Una de las mejores noticias que en los últimos tiempos ha recibido la causa de los derechos humanos en México y el contexto internacional fue la promulgación de la Ley General en Materia de Desaparición Forzada de Personas, Desaparición Cometida por Particulares y del Sistema Nacional de Búsqueda de Personas. Al respecto, la Comisión Nacional de los Derechos Humanos (CNDH) refrenda su solidaridad con las familias de las víctimas.

La aprobación de la legislación representa un reconocimiento al trabajo incesante e incansable que diariamente realizan miles de familias que se han enfrentado al infortunio, a sus aportaciones y la de colectivos de la sociedad civil.

Contar con ese ordenamiento legal no es la meta anhelada, sino apenas el principio de la obligación, responsabilidad y compromiso que el Estado mexicano tiene con las víctimas de las desapariciones.

Tenemos una enorme deuda que saldar y mientras ello no ocurra tampoco podemos presentarnos como un Estado democrático de derecho efectivamente sustentado en el reconocimiento y respeto de las garantías individuales. De ahí la necesidad de dar debida respuesta y atender el problema que representa la desaparición de personas, cuya sola existencia debilita nuestras instituciones, afecta el tejido social y vulnera el Estado de derecho.

La aprobación de la norma no resuelve el problema de la desaparición de personas. Se requiere materializar su contenido mediante la voluntad política de las instancias de gobierno que se refleje en la profesionalización de los actores encargados de su aplicación, la existencia de recursos suficientes para instrumentar sus contenidos y, sobre todo, hacer investigaciones efectivas que eviten la impunidad.

Lo hemos dicho en reiteradas ocasiones: la desaparición de personas, bien se trate de forzada o por particulares, constituye una práctica cruel, que agravia a la sociedad y además afecta y atenta no sólo en contra de la persona desaparecida, sino también de sus seres queridos y de sus allegados, quienes al dolor de la ausencia tienen que sumar el vivir con la incertidumbre, la angustia y la desesperación sobre el destino de quien fue víctima.

En el caso de la desaparición forzada, por su naturaleza e implicaciones, es un crimen de extrema gravedad, pluriofensivo, que no debe quedar impune.
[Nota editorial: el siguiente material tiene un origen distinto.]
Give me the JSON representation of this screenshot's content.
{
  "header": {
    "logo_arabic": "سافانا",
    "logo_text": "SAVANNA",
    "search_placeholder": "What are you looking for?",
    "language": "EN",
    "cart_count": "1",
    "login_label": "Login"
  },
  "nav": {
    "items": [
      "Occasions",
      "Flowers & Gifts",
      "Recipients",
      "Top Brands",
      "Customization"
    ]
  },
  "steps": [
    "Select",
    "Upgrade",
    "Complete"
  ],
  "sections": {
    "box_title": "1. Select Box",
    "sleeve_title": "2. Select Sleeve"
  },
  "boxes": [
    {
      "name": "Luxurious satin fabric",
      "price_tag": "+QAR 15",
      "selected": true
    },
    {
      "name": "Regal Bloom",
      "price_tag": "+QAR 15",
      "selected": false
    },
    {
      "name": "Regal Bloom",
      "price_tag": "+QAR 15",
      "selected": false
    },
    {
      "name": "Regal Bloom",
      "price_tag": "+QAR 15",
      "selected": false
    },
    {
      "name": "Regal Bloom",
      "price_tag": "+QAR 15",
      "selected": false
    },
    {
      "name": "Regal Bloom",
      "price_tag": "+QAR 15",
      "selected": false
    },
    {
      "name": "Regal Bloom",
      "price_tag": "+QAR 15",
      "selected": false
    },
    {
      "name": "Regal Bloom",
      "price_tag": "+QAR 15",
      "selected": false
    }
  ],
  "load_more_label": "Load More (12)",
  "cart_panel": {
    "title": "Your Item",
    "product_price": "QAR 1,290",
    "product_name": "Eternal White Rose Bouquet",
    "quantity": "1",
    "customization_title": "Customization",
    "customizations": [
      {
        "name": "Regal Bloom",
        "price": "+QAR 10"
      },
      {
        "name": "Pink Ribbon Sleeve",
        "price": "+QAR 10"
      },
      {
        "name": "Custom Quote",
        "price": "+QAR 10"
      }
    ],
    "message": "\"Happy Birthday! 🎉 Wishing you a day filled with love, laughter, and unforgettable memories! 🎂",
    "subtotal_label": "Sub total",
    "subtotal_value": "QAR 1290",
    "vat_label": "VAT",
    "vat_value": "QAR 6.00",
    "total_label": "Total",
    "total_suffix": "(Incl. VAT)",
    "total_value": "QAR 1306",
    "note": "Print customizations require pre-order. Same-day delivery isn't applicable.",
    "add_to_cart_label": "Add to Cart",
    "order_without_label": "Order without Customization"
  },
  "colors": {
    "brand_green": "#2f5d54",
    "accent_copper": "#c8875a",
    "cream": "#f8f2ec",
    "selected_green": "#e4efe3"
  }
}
Un solo caso es inaceptable y debe mover a las autoridades y sociedad para llegar a la verdad y propiciar que la práctica sea totalmente eliminada.

En abono hacia la aprobación y promulgación de esa ley, vale mencionar el Informe Especial sobre Desaparición de Personas y Fosas Clandestinas en México de la Comisión Nacional de los Derechos Humanos, emitido en abril de 2017, en el cual se subraya la subsistencia del problema como consecuencia, entre otros aspectos, de la falta de procuración de justicia pronta y expedita que, lejos de producir investigaciones eficaces y sustentables para la localización de víctimas y el ejercicio de la acción penal contra los responsables, en muchos casos sitúa a los agraviados y a sus familiares en estado de abandono, revictimizándolos al hacerles nugatorios sus derechos reconocidos en la Constitución. Por ello, no se puede ni se debe soslayar el cumplimiento por parte de las autoridades de los tres niveles de gobierno de las más de 100 propuestas formuladas en ese informe, al mismo tiempo que resulta importante que el Estado reconozca la competencia del Comité contra la Desaparición Forzada de la Organización de las Nacionales Unidas.

En el proceso de implementación de la ley resulta de la mayor importancia determinar el paradero de las personas desaparecidas, encontrar a los responsables y fincar las responsabilidades, así como reparar integralmente el daño a las víctimas y conocer la verdad de lo acontecido, puesto que sólo así se evitará la repetición de los hechos.

Nuestro reto es hacer efectiva la ley, puesto que la desaparición de personas desafía y cuestiona la capacidades y recursos del Estado mexicano para dar respuesta a las demandas de justicia que, mientras no sean atendidas, nos impiden avanzar hacia una cultura de la legalidad, sustentada en la observancia de los derechos humanos y el respeto a la dignidad de las personas.